Charter cities and extraterritoriality

In part I am writing this post because Google yields so little on that combination of words.

It would be a mistake to equate charter cities with extraterritoriality.  For one thing, a charter city has its own laws and governance, possibly enforced by overseas courts, rather than imposing foreign courts upon domestic governance, a’la Shanghai through the early 20th century.  Still, the history of extraterritoriality gives us some sense of what it looks like to have foreign courts operating outside their usual domestic environment.

The problem with extraterritoriality, as I read the literature, is not the Chinese courts had a superior system of commercial or criminal law which was tragically pushed out by inferior Western ideas.  The problem was that the foreign courts were not supported by comparably strong domestic interest groups and there was a clash between the foreign courts, national symbols, fairness perceptions, domestic rents and the like, all in a manner which led to eventual talk of foreign devils and violent overreaction against the influence of outsiders.

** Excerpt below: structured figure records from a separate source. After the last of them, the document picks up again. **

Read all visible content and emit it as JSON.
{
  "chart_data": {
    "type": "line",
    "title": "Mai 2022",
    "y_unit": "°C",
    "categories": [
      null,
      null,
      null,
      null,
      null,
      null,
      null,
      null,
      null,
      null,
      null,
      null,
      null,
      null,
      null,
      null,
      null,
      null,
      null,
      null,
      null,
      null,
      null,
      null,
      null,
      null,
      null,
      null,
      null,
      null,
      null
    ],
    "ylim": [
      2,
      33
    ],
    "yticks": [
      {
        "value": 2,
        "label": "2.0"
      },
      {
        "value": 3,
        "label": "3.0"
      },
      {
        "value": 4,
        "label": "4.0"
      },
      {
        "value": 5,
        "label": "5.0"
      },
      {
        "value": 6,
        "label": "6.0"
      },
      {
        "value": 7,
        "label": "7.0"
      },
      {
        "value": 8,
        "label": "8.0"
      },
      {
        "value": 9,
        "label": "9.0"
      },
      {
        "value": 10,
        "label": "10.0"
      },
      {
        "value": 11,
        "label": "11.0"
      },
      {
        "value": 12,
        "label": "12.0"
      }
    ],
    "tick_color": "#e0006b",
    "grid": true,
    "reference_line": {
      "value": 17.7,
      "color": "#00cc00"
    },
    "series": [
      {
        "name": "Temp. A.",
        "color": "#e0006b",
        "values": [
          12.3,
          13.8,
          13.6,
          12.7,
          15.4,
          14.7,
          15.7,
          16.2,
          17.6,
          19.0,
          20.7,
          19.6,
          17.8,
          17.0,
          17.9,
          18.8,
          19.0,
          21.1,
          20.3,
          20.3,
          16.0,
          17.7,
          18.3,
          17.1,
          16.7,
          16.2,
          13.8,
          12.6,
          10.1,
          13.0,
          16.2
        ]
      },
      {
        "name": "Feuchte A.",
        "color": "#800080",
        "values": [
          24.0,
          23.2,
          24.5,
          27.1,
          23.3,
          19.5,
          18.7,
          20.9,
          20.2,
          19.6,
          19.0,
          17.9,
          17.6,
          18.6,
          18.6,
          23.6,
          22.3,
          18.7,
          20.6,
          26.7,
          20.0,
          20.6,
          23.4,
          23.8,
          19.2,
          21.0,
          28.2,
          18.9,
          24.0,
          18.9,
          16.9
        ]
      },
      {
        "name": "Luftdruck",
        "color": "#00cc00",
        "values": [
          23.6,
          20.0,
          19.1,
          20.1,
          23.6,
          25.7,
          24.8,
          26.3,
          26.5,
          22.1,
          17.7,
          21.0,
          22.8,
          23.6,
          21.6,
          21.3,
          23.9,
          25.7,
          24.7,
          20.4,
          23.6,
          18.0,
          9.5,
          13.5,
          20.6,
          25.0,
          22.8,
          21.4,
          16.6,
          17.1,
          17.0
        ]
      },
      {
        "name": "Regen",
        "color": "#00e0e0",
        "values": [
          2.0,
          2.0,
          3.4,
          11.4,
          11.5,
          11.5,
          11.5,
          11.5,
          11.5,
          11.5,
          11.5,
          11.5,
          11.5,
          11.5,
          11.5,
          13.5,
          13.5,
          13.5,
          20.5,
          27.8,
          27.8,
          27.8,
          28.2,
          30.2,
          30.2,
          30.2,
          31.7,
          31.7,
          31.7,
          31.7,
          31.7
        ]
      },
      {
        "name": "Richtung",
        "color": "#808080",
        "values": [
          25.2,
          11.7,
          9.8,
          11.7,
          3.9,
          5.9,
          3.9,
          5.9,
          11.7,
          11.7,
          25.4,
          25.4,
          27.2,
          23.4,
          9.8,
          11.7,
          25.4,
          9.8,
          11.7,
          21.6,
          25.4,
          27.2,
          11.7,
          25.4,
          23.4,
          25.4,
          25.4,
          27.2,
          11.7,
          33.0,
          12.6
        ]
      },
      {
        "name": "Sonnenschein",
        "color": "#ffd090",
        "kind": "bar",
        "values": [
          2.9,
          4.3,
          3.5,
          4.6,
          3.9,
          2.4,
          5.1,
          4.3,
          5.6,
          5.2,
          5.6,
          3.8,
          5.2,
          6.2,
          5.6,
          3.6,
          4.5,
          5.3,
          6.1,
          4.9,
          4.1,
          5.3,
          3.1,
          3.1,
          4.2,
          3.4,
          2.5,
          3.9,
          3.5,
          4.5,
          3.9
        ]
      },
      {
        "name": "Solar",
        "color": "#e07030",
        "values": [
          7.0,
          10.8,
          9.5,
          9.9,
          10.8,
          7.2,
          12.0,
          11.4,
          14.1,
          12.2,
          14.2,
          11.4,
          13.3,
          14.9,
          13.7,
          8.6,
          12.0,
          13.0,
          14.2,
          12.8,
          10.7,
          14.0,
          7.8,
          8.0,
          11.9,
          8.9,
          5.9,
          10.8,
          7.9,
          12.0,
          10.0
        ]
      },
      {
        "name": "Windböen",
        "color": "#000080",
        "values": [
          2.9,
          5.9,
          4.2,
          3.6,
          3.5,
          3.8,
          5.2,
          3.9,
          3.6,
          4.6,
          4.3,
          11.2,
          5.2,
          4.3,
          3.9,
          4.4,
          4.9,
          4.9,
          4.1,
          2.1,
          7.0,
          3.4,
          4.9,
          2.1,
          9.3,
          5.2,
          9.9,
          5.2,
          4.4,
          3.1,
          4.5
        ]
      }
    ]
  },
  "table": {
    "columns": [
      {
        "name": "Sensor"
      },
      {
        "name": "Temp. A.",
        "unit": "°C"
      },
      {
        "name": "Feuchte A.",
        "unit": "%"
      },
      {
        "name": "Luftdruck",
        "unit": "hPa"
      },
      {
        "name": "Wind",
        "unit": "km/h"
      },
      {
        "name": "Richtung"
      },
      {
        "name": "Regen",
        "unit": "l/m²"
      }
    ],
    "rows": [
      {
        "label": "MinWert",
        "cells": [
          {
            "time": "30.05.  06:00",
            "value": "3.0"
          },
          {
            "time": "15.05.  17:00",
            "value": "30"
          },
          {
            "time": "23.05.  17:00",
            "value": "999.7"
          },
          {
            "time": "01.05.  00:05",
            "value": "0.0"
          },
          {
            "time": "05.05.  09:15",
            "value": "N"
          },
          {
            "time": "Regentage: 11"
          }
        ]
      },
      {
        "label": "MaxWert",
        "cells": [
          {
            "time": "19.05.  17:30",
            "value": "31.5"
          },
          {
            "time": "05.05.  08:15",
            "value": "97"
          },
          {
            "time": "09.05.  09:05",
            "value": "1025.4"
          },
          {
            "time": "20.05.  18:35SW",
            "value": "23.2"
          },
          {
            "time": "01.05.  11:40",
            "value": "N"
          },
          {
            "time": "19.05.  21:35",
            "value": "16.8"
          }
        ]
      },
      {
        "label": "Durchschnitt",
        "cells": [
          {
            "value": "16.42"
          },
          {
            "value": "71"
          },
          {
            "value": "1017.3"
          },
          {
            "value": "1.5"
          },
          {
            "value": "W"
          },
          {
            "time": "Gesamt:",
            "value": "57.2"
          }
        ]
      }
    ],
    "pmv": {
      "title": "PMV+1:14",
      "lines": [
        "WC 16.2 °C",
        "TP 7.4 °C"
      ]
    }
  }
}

The history of extraterritoriality focuses one’s attention on the question of who has an incentive to support the external system of law, when such a system is transplanted abroad.  This question does seem relevant to charter cities and related concepts.

Hong Kong worked because the UK and USA were able to exert enough control at a distance, at least for a long while, and because China was weak.

One vision is that a charter city works because a dominant hegemon — perhaps at a distance — supports the external system of law.

A second vision is that a charter city works because the external system of law serves up some new and especially tasty rents to domestic interest groups.  In the meantime, avoid Tongans.

A related question is what it means for the external legal system to be “invited” in, and how much such an invitation constitutes prima facie evidence of real domestic support.

I would like to see these topics receive more discussion.

Two interesting books are:

1. Wesley R. Fishel, The End of Extraterritoriality in China, and

2. Par Kristoffer Cassel, Grounds of Judgment: Extraterritoriality and Imperial Power in Nineteenth-Century China and Japan.